James Arthur Ray is a motivational guru often associated with “self-help”, though some cynics like to point out that “if you’re paying $9000 for a seminar, it ain’t self-help, folks.” Ray is most famous for being found guilty in 2011 for negligent homicide after three participants died at a “sweat lodge” ceremony he was conducting as part of a five-day large-group awareness training retreat called “Spiritual Warrior” in 2009 (he’s out now, and apparently hasn’t learned a thing). Prior to the sweat lodge he had participants fast for three days and reportedly discouraged participants from leaving the “sweat lodge” even after people were unconscious or vomiting. Even after the deaths of his clients Ray continued to advertise future retreats and have had skeptics who showed up at his seminars to ask questions about the sweat lodge deaths escorted out. Part of the reason for that, one supposes, is that Ray don’t believe in personal responsibility when it doesn’t suit him: “I fully know, for me, that there is no blame. Every single thing is your responsibility ... and nothing is your fault. Because every single thing that comes to you is gift ... a lesson.” (I.e. he doesn’t explicitly say that he doesn’t believe in personal responsibility since he says he doesn’t and then redefines the word.)
Ray’s advice to seminar participants consists of an unholy mixture of everything New Age and woo. Ray is, for instance, among those charlatans who casually appropriate chunks and pieces of what he takes to be Native American culture – the “Spiritual Warrior” sequence is one example, and the resort was complete with fake teepees and repugnantly racist fake exoticism that some New Agers find appealing (because they are racist – Lynn Andrews, anyone?). Ray’s take on Native American culture is discussed here).

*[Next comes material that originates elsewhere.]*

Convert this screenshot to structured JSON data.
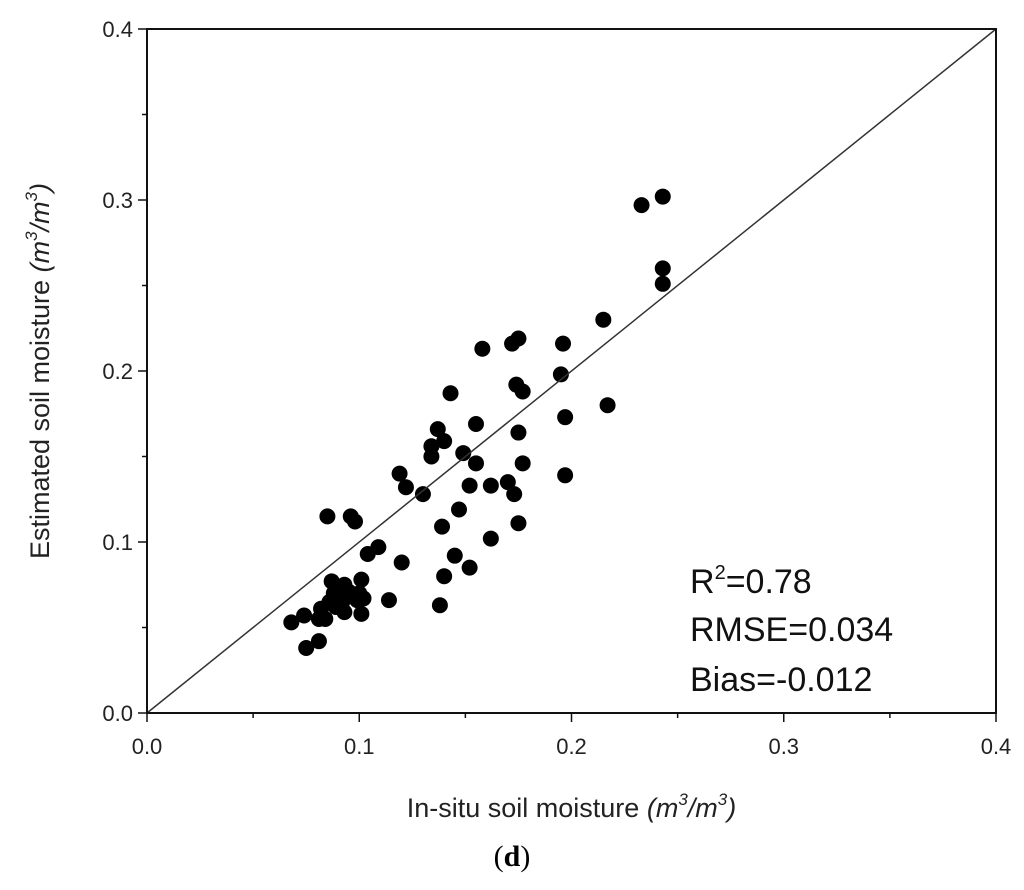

The Lakota Nation holds that Ray “committed fraud by impersonating an Indian,” thus violating the 1868 Treaty of Fort Laramie, and hence that Ray and the Angel Valley Retreat Center have “violated the peace between the United States and the Lakota Nation.” Not bad for a humble New Age moron.

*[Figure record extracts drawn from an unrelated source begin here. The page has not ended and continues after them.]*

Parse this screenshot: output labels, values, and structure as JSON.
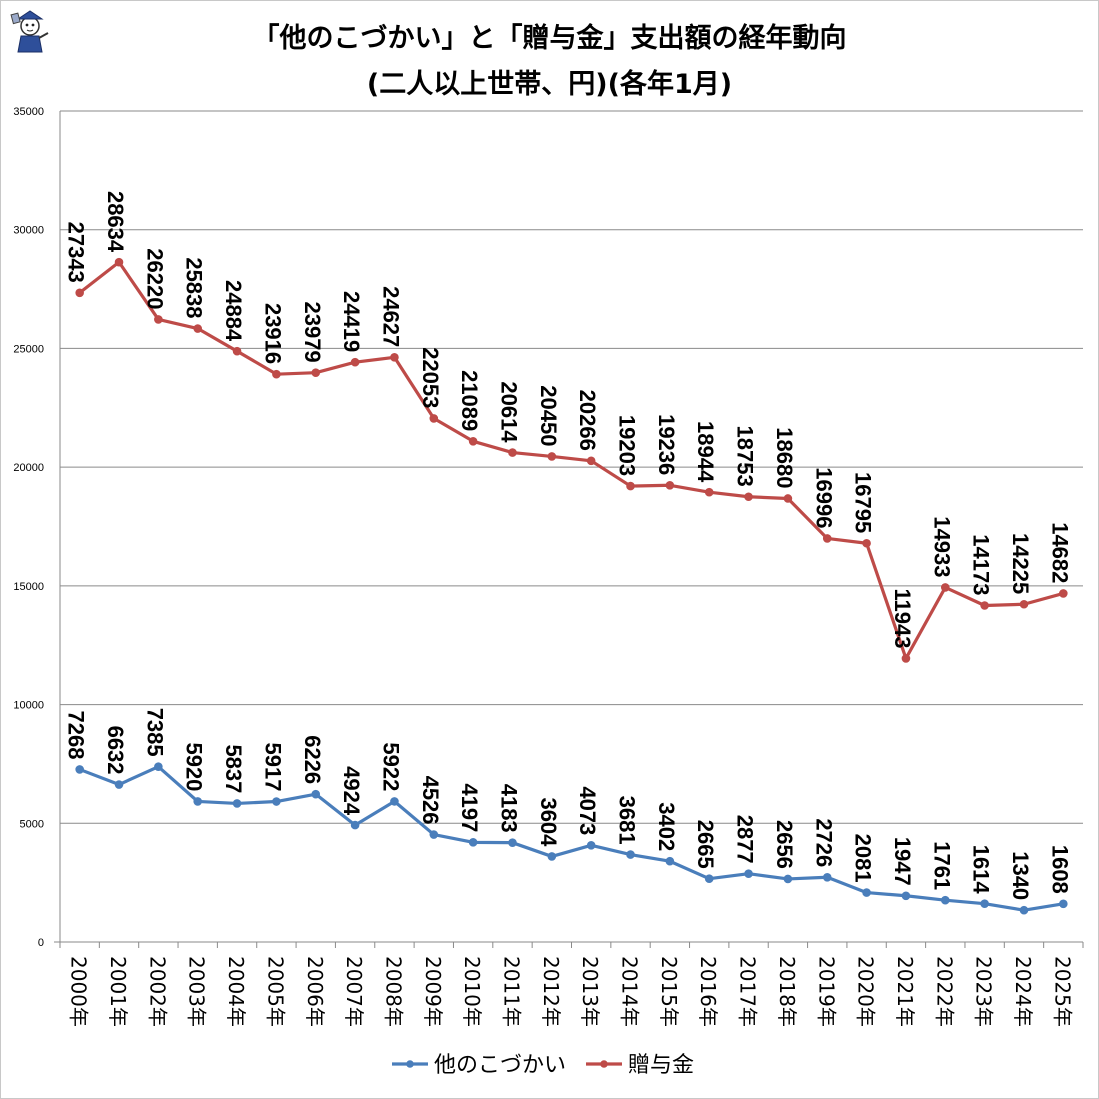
{
  "chart_data": {
    "type": "line",
    "title": "「他のこづかい」と「贈与金」支出額の経年動向",
    "subtitle": "(二人以上世帯、円)(各年1月)",
    "categories": [
      "2000年",
      "2001年",
      "2002年",
      "2003年",
      "2004年",
      "2005年",
      "2006年",
      "2007年",
      "2008年",
      "2009年",
      "2010年",
      "2011年",
      "2012年",
      "2013年",
      "2014年",
      "2015年",
      "2016年",
      "2017年",
      "2018年",
      "2019年",
      "2020年",
      "2021年",
      "2022年",
      "2023年",
      "2024年",
      "2025年"
    ],
    "ylim": [
      0,
      35000
    ],
    "yticks": [
      0,
      5000,
      10000,
      15000,
      20000,
      25000,
      30000,
      35000
    ],
    "grid": true,
    "legend_position": "bottom",
    "series": [
      {
        "name": "他のこづかい",
        "color": "#4a7ebb",
        "values": [
          7268,
          6632,
          7385,
          5920,
          5837,
          5917,
          6226,
          4924,
          5922,
          4526,
          4197,
          4183,
          3604,
          4073,
          3681,
          3402,
          2665,
          2877,
          2656,
          2726,
          2081,
          1947,
          1761,
          1614,
          1340,
          1608
        ]
      },
      {
        "name": "贈与金",
        "color": "#be4b48",
        "values": [
          27343,
          28634,
          26220,
          25838,
          24884,
          23916,
          23979,
          24419,
          24627,
          22053,
          21089,
          20614,
          20450,
          20266,
          19203,
          19236,
          18944,
          18753,
          18680,
          16996,
          16795,
          11943,
          14933,
          14173,
          14225,
          14682
        ]
      }
    ]
  }
}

Ray’s mix also includes adherence to the Law of Attraction (no spineless self-help guru would be complete without that one), and he teaches that tapping into the universal harmony (presumably because of quantum vibration) can can create “harmonic wealth” in all areas of your life, as described in his bestselling book of absolutely no content whatsoever, Harmonic Wealth: The Secret of Attracting the Life You Want. His teachings have indeed been described as “including a mix of spirituality, motivational speaking, and quantum physics,” though the “quantum physics” part predictably bears no resemblance to actual quantum physics.
He appeared in the filmatization of The Secret, has – of course – been promoted by Oprah, and has written articles published by that cesspit of all things woo-woo and New Age self-help fluffshit The Huffington Post.
Diagnosis: Monster. And we should all be genuinely angry at the stupid suckers who empower people like Ray.